The case to which today’s editorial refers, is NRDC v. Winter – a suit brought by the Natural Resources Defense Council to limit the Navy’s use of long-range sonar in military training programs. The Council argues that the sonar is harmful to marine life, particularly marine mammals. The Navy argues that these sonar exercises are necessary to ensure military readiness – specifically in regards to protecting the U.S. from submarine warfare.

First of all, we’d like to point out that the Navy won the case. But apparently the Journal isn’t concerned with being a poor-winner. Secondly, we take issue with their claim that the Navy’s long-range sonar poses a “nonexistent threat” to marine life. There is plenty of evidence to suggest that a) increased trans-oceanic shipping has left whales unable to hear the calls of potential mates and b) the particularly strong sound-waves used in long-range sonar disorients marine mammals (dolphins and whales) resulting in increased instances of beaching. The Navy itself acknowledges that their training exercises would likely result in the death of 170,000 marine mammals.

Apart from the total disregard for environmental concerns, we find it interesting that the Journal seems to think that the Court’s so-called “liberal bloc” is engaging in an all-out assault on the president’s military authority. We can only assume that the paper’s editorial board is not-so-subtly referring to last term’s decision in Boumediene v. Bush – widely renounced by conservatives as a usurpation of executive authority.

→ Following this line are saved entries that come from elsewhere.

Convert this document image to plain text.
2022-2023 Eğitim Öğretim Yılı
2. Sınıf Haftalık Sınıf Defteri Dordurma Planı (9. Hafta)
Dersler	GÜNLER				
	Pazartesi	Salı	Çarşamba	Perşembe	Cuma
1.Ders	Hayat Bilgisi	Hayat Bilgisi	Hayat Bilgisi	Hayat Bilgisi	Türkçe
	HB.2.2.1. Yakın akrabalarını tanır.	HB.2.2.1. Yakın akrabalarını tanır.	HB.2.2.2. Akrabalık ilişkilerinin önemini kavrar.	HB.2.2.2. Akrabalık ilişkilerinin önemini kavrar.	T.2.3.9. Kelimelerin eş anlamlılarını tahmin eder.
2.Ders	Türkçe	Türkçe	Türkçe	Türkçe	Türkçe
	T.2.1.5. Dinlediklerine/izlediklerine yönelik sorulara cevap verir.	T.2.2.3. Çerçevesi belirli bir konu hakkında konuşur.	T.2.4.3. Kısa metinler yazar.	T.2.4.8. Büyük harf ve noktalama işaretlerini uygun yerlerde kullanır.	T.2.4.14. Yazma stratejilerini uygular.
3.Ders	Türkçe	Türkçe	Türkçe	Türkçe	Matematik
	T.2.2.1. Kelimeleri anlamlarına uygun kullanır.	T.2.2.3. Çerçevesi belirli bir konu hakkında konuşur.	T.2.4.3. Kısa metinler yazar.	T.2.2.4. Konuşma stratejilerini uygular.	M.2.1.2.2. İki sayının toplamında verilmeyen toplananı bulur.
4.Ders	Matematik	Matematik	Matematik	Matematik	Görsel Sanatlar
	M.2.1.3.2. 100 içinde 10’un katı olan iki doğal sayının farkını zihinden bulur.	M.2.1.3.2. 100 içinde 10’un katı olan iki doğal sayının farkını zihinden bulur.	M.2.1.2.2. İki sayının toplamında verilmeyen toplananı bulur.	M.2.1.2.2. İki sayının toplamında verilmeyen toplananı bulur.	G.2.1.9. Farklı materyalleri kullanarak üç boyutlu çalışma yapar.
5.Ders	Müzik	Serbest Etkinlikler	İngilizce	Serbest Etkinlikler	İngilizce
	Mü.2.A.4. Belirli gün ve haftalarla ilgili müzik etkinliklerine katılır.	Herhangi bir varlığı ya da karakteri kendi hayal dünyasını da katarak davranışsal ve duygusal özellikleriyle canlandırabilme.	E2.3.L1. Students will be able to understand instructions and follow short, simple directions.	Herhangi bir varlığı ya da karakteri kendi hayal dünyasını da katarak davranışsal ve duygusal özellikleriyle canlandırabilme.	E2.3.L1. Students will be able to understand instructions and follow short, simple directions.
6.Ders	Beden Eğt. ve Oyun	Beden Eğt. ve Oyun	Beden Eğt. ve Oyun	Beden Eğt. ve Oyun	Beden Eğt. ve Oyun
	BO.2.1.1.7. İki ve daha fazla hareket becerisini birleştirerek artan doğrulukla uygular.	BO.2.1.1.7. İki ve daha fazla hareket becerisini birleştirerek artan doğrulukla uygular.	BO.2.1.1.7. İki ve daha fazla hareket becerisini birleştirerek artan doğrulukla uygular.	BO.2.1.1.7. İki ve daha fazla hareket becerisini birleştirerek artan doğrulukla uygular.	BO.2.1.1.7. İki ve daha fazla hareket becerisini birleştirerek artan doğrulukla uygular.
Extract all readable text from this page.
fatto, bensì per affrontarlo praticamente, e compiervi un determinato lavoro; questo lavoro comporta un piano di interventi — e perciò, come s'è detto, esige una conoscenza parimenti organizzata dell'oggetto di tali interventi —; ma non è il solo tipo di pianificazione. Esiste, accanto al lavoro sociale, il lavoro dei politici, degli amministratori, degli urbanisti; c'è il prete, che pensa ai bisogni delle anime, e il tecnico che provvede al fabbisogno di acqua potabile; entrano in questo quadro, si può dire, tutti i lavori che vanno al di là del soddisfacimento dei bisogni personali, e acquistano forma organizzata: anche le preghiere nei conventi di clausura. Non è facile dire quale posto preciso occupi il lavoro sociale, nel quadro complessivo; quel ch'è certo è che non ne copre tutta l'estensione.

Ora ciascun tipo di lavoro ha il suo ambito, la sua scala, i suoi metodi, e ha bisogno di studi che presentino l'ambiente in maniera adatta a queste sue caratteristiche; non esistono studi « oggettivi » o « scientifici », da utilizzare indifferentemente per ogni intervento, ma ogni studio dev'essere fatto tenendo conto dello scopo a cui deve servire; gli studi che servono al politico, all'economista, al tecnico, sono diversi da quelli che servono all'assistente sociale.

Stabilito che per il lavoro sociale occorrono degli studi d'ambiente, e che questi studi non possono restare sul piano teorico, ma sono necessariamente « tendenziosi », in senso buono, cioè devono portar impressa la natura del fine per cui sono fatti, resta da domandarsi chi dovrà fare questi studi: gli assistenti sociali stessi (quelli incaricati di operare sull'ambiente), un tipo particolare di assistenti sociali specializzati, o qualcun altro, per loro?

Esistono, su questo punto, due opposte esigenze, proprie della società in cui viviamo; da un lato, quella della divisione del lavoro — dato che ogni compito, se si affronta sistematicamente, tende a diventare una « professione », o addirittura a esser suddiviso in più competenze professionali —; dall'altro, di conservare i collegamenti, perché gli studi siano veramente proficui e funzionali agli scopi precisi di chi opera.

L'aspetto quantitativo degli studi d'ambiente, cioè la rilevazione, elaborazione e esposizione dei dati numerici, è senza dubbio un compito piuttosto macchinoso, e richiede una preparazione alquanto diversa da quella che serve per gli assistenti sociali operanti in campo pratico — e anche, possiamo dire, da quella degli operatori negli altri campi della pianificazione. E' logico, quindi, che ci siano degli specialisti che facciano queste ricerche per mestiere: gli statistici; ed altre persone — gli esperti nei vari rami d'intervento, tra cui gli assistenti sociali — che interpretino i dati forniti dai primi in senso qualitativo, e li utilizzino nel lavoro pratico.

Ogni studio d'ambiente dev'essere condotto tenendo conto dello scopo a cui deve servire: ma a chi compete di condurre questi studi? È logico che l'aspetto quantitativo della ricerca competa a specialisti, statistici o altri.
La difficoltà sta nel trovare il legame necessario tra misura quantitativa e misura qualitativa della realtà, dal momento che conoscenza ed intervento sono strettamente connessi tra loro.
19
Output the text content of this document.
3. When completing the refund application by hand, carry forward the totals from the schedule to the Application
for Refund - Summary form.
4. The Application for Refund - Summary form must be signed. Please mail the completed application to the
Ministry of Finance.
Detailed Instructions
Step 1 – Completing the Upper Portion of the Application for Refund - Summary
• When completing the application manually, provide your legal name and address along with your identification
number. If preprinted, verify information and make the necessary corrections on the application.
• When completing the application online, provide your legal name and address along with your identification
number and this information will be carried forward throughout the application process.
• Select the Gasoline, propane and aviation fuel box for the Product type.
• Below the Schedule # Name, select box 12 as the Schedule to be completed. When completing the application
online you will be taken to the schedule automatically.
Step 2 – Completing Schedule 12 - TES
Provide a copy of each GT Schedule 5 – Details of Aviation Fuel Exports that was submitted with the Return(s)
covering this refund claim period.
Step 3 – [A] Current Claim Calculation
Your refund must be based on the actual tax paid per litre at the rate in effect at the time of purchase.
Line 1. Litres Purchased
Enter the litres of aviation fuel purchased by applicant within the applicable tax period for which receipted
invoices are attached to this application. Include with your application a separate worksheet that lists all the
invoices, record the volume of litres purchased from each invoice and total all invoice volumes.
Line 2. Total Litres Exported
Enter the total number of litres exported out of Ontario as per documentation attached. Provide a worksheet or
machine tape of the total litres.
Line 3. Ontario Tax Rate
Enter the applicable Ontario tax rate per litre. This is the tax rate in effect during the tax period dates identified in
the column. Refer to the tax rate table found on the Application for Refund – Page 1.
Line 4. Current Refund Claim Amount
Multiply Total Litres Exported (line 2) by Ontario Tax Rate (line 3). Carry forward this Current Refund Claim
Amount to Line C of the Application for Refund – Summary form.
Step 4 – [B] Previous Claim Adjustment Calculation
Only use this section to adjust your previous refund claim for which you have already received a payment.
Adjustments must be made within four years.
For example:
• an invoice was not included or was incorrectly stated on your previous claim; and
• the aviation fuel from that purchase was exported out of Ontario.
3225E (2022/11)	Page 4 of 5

Interestingly enough, these critics never seem to be bothered by President Bush’s total lack of regard for constitutional limits on his authority – all those annoying checks and balances. Never mind that the president circumvented the justice system by creating the Guantanamo Bay detention camp. Never mind that he ignored centuries of precedent when formulating his interrogation policy. All that the Journal seems to care about is that the Court is encroaching on “wartime military matters.”

Well, as far as this case is concerned, we’d like to put the Journal editorial board at ease. First of all, NRDC was simply asking that the Navy turn off their sonar machines when whales are spotted nearby. Secondly, despite the Journal’s assertion that the Court’s incursion into Navy sonar policy threatens our military capability during wartime, we are pretty sure that the insurgents in Iraq and Afghanistan haven’t yet obtained long-range submarines.